This is recorded in Deuteronomy 25:1-3:
If there is a dispute between men and they go to court, and the judges decide their case, and they justify the righteous and condemn the wicked, 2 then it shall be if the wicked man deserves to be beaten, the judge shall then make him lie down and be beaten in his presence with the number of stripes according to his guilt. 3 He may beat him forty times but no more, so that he does not beat him with many more stripes than these and your brother is not degraded in your eyes.

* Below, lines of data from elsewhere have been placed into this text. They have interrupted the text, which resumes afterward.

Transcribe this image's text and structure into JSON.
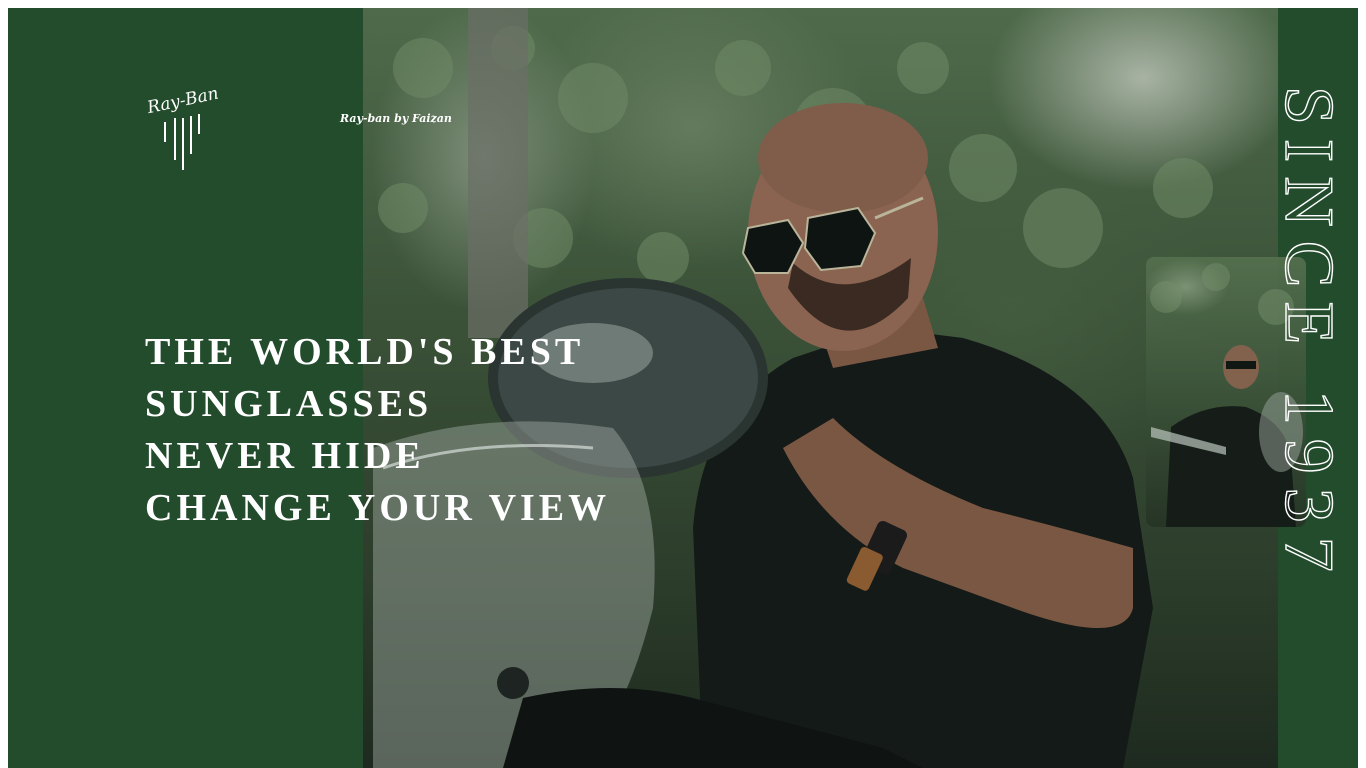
{
  "brand": {
    "logo_text": "Ray-Ban",
    "credit": "Ray-ban by Faizan"
  },
  "hero": {
    "headline_lines": [
      "THE WORLD'S BEST",
      "SUNGLASSES",
      "NEVER HIDE",
      "CHANGE YOUR VIEW"
    ],
    "since_text": "SINCE 1937"
  },
  "colors": {
    "panel_green": "#234c2d",
    "text": "#ffffff"
  }
}
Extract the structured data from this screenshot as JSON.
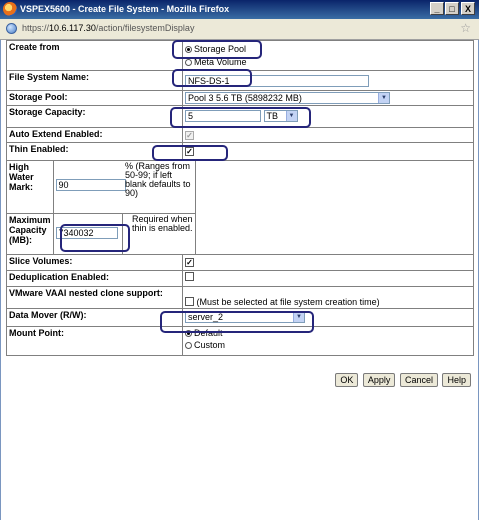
{
  "window": {
    "title": "VSPEX5600 - Create File System - Mozilla Firefox",
    "minimize": "_",
    "maximize": "□",
    "close": "X"
  },
  "address": {
    "scheme": "https://",
    "host": "10.6.117.30",
    "path": "/action/filesystemDisplay"
  },
  "form": {
    "create_from": {
      "label": "Create from",
      "options": [
        "Storage Pool",
        "Meta Volume"
      ],
      "selected": "Storage Pool"
    },
    "fs_name": {
      "label": "File System Name:",
      "value": "NFS-DS-1"
    },
    "storage_pool": {
      "label": "Storage Pool:",
      "value": "Pool 3 5.6 TB (5898232 MB)"
    },
    "storage_capacity": {
      "label": "Storage Capacity:",
      "value": "5",
      "unit": "TB"
    },
    "auto_extend": {
      "label": "Auto Extend Enabled:",
      "checked": true,
      "disabled": true
    },
    "thin_enabled": {
      "label": "Thin Enabled:",
      "checked": true
    },
    "high_water_mark": {
      "label": "High Water Mark:",
      "value": "90",
      "hint": "% (Ranges from 50-99; if left blank defaults to 90)"
    },
    "max_capacity": {
      "label": "Maximum Capacity (MB):",
      "value": "7340032",
      "hint": "Required when thin is enabled."
    },
    "slice_volumes": {
      "label": "Slice Volumes:",
      "checked": true
    },
    "dedup": {
      "label": "Deduplication Enabled:",
      "checked": false
    },
    "vaai": {
      "label": "VMware VAAI nested clone support:",
      "checked": false,
      "note": "(Must be selected at file system creation time)"
    },
    "data_mover": {
      "label": "Data Mover (R/W):",
      "value": "server_2"
    },
    "mount_point": {
      "label": "Mount Point:",
      "options": [
        "Default",
        "Custom"
      ],
      "selected": "Default"
    }
  },
  "buttons": {
    "ok": "OK",
    "apply": "Apply",
    "cancel": "Cancel",
    "help": "Help"
  },
  "icons": {
    "check": "✓",
    "dropdown": "▼",
    "star": "☆"
  }
}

A few observations can be made about this passage. First, there was a trial. This was not a lynch mob. It was civilized and supervised by a judge. Second, this was a maximum penalty –not the minimum penalty. For maximum offenders, men could get 40 lashes, but no more. Third, there was a limit on the lashes, so that “your brother is not degraded in your eyes.” Even in judgment, there is a concern for “over doing it.” Fourth, when we compare this with the ancient Near East, we find considerable differences. Copan writes,
For certain crimes, Hammurabi’s code insisted that the tongue, breast, hand, or ear be cut off. One severe punishment involved the accused being dragged around a field by cattle. In ancient Egyptian law, punishments included cutting off the nose and the ear.
Besides punishments such as cutting off noses and ears, ancient Egyptian law permitted the beating of criminals (for, say, perjury or libel) with between one hundred and two hundred strokes. In fact, a one-hundred-stroke beating was the “mildest form of punishment.